When he turns his eye to Iraq, he focuses on the devastating effects of the last few decades, especially the embargo. In "I Came to You from There," a deceased friend`s ghost visits the poet in San Francisco to tell him what has become of Iraq:
Your family is fine
They send their best from cemeteries
Baghdad is a spike of grain
to which grasshoppers cling
I came from there
It is annihilation
He said
Then he walked away and disappeared
everywhere
Then in “Tracks,” he shifts focus to the despair of any metropolis anywhere:
The screeching of wheels on the tracks
the appearance of the next station at the turn of the howl-filled tunnel
A few vagabonds on the platform
gulping alcohol from bottles hidden in paper bags
It is the same void emerging
At the end of the night in any city
Full of the living and the dead: Paris, Berlin, London, New York
The farthest point West
The end of the line
The end of the track.
"The end of the line" is a recurring image in this collection; it repeatedly suggests both the end of "progress" and the beginning of some sort of nightmare.

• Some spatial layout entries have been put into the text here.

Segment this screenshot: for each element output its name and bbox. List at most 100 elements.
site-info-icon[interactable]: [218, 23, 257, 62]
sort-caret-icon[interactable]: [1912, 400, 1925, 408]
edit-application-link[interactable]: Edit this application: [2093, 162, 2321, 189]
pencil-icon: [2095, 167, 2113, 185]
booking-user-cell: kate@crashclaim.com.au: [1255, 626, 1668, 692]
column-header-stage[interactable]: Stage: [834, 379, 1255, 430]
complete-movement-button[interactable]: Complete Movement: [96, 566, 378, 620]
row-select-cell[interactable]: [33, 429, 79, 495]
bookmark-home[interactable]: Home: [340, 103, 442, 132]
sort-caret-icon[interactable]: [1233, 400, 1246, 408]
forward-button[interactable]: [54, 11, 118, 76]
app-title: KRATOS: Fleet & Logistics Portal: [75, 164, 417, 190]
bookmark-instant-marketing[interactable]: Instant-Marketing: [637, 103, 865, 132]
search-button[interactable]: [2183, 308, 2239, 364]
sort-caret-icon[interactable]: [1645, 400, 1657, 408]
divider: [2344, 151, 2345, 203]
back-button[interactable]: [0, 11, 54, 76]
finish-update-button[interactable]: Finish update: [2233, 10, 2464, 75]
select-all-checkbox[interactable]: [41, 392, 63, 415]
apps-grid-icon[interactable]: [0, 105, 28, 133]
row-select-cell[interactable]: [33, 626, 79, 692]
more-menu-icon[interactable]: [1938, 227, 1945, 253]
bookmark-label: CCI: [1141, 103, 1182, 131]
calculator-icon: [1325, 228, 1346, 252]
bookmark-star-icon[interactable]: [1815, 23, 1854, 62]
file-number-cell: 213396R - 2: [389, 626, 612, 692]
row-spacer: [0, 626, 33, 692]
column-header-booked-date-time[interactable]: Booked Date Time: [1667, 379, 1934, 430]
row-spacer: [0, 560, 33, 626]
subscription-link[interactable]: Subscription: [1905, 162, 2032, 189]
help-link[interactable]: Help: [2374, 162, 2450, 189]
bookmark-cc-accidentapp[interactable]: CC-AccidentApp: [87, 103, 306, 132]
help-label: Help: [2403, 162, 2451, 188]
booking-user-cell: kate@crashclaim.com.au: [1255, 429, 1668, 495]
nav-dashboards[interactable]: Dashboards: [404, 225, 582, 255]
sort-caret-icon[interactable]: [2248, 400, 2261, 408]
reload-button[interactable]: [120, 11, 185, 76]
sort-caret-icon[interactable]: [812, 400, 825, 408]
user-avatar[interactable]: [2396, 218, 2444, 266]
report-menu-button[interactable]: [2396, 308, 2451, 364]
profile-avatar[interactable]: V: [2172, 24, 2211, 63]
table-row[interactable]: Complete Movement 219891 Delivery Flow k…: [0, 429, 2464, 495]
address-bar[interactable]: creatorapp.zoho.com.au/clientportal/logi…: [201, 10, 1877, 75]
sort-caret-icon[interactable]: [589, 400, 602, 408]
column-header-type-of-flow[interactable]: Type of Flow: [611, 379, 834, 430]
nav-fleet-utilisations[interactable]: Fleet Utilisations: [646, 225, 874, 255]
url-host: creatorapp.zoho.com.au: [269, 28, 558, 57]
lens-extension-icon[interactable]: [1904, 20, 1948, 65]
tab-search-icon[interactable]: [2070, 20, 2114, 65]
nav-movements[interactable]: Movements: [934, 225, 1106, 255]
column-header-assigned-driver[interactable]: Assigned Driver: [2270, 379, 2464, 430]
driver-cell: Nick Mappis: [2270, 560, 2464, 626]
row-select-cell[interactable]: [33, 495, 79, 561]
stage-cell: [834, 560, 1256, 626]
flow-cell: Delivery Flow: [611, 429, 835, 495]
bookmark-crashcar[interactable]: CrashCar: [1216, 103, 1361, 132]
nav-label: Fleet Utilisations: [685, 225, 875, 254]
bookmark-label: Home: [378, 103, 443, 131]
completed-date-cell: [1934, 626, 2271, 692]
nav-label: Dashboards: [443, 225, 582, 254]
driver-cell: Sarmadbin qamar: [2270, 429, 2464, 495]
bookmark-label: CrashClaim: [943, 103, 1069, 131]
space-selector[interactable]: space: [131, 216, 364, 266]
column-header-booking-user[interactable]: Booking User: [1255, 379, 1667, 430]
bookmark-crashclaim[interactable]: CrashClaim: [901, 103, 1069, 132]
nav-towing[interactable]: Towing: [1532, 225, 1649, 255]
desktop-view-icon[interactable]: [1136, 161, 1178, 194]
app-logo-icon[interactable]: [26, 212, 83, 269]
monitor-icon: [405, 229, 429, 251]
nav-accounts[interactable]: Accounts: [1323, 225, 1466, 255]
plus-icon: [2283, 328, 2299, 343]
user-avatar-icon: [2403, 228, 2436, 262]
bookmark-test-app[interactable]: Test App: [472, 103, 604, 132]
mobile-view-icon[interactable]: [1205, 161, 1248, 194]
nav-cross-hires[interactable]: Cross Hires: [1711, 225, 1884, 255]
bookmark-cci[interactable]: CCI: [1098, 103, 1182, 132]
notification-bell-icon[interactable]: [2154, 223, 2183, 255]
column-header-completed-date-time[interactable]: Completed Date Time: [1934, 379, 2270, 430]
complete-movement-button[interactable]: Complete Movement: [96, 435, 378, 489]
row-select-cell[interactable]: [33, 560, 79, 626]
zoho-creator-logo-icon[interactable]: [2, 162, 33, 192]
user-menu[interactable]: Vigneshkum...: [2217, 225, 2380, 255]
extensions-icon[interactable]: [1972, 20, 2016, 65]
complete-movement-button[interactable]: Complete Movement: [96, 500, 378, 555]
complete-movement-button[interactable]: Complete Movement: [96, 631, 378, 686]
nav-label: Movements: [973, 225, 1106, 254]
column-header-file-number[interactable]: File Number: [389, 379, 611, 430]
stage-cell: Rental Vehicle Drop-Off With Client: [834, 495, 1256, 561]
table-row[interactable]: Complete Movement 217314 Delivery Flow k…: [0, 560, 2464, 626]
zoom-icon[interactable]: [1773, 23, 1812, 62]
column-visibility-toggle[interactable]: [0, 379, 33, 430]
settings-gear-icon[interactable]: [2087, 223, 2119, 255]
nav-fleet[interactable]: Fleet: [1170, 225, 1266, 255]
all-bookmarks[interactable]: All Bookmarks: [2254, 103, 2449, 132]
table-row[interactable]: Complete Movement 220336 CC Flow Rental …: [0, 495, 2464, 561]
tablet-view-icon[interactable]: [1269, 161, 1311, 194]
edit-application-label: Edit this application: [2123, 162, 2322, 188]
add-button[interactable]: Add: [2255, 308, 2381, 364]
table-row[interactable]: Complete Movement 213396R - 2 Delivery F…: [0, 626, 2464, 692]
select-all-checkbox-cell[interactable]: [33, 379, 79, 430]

Boulus`s poetic discourse was always populated by alienated humans searching for a niche of meaning in an aggressive universe punctuated at times by beauty and calm. The heart of an ailing world is at once pierced and sutured on many a page. In his late work, however, there is more puncturing and less suturing, more darkness and horror. History`s ghosts crowd the background, haunting the poet, who seems endlessly perplexed by the purpose of existence. Lines interrupt each other, and questions posed go unanswered.
Boulus wanted the Berlin he loved in his later years to be his end of the line, and he asked his friends to bury him there, but his family insisted that he return to their plot in Turlock, California. No matter: his wandering spirit cannot be contained, and is everywhere. "Surrounded by the tribe`s cries / The poet roams the ruins / Elegizing his fellow city men."